CHICAGO–The European Tarceva (erlotinib) versus Chemotherapy (EURTAC) study, the first prospective analysis of an EGFR tyrosine-kinase inhibitor vs. chemotherapy (CT) for the first-line treatment of patients with EGFR mutation-positive non-small cell lung cancer (NSCLC), met its primary endpoint of improved progression-free survival (PFS), demonstrating a 63% reduction in risk of progression or death, investigators reported at the American Society of Clinical Oncology’s 2011 Annual Meeting. Additionally, erlotinib had acceptable toxicity compared with platinum-based chemotherapy.

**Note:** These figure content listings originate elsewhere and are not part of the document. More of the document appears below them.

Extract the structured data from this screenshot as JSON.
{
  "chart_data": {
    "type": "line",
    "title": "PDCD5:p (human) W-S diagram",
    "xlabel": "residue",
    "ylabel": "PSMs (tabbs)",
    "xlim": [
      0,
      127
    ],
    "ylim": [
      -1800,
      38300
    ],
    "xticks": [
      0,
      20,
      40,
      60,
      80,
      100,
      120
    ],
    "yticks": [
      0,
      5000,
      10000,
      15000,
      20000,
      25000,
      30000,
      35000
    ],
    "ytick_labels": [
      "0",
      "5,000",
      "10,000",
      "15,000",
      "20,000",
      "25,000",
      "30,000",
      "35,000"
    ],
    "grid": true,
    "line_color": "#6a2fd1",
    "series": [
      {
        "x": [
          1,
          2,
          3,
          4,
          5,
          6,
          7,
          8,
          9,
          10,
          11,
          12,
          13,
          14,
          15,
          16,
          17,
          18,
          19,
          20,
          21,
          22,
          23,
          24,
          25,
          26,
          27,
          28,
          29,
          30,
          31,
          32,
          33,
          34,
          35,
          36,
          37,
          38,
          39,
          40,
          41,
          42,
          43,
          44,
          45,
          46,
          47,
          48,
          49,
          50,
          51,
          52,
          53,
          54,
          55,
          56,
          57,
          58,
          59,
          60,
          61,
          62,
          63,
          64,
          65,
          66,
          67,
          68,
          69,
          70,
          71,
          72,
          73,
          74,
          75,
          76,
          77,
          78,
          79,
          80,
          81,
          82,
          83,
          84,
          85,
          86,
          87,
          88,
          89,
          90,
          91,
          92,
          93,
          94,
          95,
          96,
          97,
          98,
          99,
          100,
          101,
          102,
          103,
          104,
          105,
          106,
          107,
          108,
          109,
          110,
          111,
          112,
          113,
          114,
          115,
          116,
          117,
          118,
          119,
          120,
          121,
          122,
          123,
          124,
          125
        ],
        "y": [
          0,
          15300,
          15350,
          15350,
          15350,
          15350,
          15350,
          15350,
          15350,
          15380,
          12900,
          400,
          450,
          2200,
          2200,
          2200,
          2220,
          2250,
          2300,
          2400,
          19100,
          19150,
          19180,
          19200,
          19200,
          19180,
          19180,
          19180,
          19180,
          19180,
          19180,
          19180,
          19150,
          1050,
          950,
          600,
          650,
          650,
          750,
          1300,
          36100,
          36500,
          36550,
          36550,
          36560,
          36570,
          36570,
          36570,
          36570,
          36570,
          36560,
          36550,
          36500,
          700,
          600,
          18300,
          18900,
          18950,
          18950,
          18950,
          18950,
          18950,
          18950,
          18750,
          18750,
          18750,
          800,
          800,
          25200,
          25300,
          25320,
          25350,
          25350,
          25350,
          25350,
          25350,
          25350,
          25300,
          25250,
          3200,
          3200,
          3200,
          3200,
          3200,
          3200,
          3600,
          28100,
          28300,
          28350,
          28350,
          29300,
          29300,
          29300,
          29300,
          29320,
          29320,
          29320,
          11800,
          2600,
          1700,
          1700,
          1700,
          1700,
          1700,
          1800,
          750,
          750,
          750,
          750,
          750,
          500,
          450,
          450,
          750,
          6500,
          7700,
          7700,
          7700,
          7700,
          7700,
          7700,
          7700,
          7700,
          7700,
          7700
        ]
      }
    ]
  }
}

EGFR tyrosine kinase activating mutations are present in 10–26% of NSCLC tumors and are associated with increased response to gefitinib and erlotinib. However, little is known about how the efficacy and safety profile of erlotinib compares with CT in Caucasian patients with EGFR mutations.

Rafael Rosell, MD, PhD, from the Spanish Lung Cancer Group; Catalan Institute of Oncology, Barcelona, Spain, and colleagues, performed a prospective, randomized Phase 3 study comparing erlotinib 150mg/day with platinum-based CT in chemonaive patients with stage IIIb/IV NSCLC and EGFR mutations. From February 2007 to January 2011, the investigators screened 1,227 patients for EGFR mutations, and 174 patients with EGFR exon 19 deletion or exon 21 L858R mutation were randomly assigned to receive erlotinib or platinum-based CT. The primary endpoint was PFS and secondary endpoints included response, overall survival (OS) and toxicity profiles.

Of the 174 randomized patients, 153 (erlotinib [n=86], CT [n=87]) were evaluable for the updated analysis. Patient characteristics were comparable between the erlotinib and CT arms: males 33% vs. 22%, median age 65 years vs. 65 years, never smokers 66% vs. 67%, performance status (PS) 0 31% vs. 34%, PS 1 55% vs. 52%, and EGFR mutation type, exon 19 deletion, 66% vs. 67%, and L858R mutation, 34% vs. 33%, respectively.

Response rate was 15% in the CT arm vs. 58% in the erlotinib arm (P<0.0001), Dr. Rosell and colleagues reported; PFS was 5.2 months and 9.7 months, respectively (HR=0.37; P<0.0001). At an interim analysis, OS was 18.8 months in the CT arm and 22.9 months in the erlotinib arm (HR=0.80; P=0.42).

Dr. Rosell et al. conclude that erlotinib demonstrated better response rates and PFS in the EURTAC study.